Affordable Housing: A Challenge for People Living with Disabilities

The monthly fair market rent for an efficiency apartment in St. Louis is $547. This presents an extraordinary challenge to most PfP clients who receive $654 in disability benefits each month. This amount must be stretched to cover rent, groceries, utilities, medication, transportation, clothing, etc.
On average, PfP clients receive a total of $654 in disability benefits each month. Finding affordable, safe housing at that level of income is becoming harder and harder.

St. Louis housing stock, which used to be plentiful and fairly affordable is becomingly increasingly out of reach for many people living with disabilities. In the early 90's, changes in mental health policy precluded many mental health providers from developing their own housing, making it difficult to house increasing numbers of individuals seeking assistance.

During the same time, there had been limited interest among developers in providing low cost housing for people with disabilities. In addition, when landlords have many people vying for vacancies, they are less motivated to rent to people with disabilities or people who need to have housing subsidies to afford the rent.

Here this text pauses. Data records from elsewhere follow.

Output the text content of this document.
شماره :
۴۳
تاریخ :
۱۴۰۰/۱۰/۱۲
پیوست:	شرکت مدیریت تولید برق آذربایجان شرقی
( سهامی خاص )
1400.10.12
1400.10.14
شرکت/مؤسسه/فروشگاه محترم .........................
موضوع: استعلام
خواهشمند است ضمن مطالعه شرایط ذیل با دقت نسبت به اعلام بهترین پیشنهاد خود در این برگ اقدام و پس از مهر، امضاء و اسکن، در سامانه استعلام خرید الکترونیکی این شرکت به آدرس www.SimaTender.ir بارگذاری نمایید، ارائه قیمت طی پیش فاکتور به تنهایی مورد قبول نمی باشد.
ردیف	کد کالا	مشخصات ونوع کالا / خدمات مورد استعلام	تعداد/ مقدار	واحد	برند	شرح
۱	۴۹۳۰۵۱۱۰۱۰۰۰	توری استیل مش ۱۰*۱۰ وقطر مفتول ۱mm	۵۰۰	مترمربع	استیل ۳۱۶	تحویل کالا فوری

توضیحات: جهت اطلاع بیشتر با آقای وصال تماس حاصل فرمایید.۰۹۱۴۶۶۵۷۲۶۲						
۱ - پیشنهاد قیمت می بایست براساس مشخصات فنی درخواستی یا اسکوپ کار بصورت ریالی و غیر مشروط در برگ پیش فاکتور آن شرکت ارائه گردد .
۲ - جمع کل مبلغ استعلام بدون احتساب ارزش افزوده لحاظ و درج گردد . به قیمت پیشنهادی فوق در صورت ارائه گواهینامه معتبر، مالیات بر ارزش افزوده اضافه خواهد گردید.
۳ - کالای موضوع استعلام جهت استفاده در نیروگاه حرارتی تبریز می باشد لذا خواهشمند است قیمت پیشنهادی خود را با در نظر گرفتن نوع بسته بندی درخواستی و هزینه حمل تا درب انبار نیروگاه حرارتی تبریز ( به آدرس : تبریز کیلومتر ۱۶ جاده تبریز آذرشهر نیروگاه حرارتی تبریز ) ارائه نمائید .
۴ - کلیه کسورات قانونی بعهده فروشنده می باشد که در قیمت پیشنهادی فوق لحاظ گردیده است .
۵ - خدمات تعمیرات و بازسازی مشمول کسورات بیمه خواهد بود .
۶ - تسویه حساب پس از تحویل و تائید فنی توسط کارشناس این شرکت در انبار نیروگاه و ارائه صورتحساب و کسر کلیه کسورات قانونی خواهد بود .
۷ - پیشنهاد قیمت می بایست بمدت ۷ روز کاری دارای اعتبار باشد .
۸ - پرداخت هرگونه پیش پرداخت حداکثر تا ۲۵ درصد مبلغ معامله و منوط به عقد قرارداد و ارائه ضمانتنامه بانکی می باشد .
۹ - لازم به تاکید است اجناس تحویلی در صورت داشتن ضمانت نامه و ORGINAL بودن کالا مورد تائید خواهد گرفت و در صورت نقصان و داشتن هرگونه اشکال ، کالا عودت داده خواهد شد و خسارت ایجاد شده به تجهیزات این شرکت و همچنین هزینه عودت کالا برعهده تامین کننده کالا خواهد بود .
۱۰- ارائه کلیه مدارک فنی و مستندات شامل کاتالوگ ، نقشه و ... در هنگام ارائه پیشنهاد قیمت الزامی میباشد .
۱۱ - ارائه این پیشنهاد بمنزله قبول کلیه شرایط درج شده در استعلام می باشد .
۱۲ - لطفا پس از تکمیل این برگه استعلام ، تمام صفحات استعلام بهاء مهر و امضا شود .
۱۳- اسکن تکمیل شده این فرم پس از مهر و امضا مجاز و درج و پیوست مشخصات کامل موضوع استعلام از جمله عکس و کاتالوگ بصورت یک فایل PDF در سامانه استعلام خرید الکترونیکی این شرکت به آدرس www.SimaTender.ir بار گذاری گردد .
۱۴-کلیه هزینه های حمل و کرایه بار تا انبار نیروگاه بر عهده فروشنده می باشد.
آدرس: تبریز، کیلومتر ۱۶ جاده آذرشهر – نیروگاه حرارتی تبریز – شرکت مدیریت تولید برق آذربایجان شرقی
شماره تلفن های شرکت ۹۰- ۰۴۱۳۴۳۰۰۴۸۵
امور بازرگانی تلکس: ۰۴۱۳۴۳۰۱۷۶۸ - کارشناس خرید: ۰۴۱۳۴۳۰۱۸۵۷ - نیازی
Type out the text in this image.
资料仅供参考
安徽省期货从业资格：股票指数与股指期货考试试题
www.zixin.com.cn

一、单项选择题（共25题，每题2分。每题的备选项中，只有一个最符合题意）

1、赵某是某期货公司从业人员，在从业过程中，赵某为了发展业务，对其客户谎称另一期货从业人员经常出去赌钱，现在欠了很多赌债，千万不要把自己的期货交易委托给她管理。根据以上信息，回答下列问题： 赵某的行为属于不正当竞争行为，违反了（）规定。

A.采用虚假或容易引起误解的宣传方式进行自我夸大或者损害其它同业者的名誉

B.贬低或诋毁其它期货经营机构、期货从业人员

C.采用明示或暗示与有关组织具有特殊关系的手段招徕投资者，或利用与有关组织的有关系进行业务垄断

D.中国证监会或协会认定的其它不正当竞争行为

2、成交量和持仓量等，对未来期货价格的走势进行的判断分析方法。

According to the U.S. Census Bureau and U.S. Department of Housing and Urban Development, Fair Market Rent on an efficiency apartment in the city of St. Louis has risen from $323 in 2000 to $547 in 2007, a 41% increase.

PfP's community support workers provide assistance with finding, securing and maintaining affordable housing for clients who are especially vulnerable to losing housing. When many of the Medicaid billing options that once paid for finding and setting up independent apartments were eliminated, PfP continued to provide these services to clients at no charge.

PfP also provides free moving and money-management services. These services, which are underwritten entirely by donations, is critical for people living on an extremely tight budget.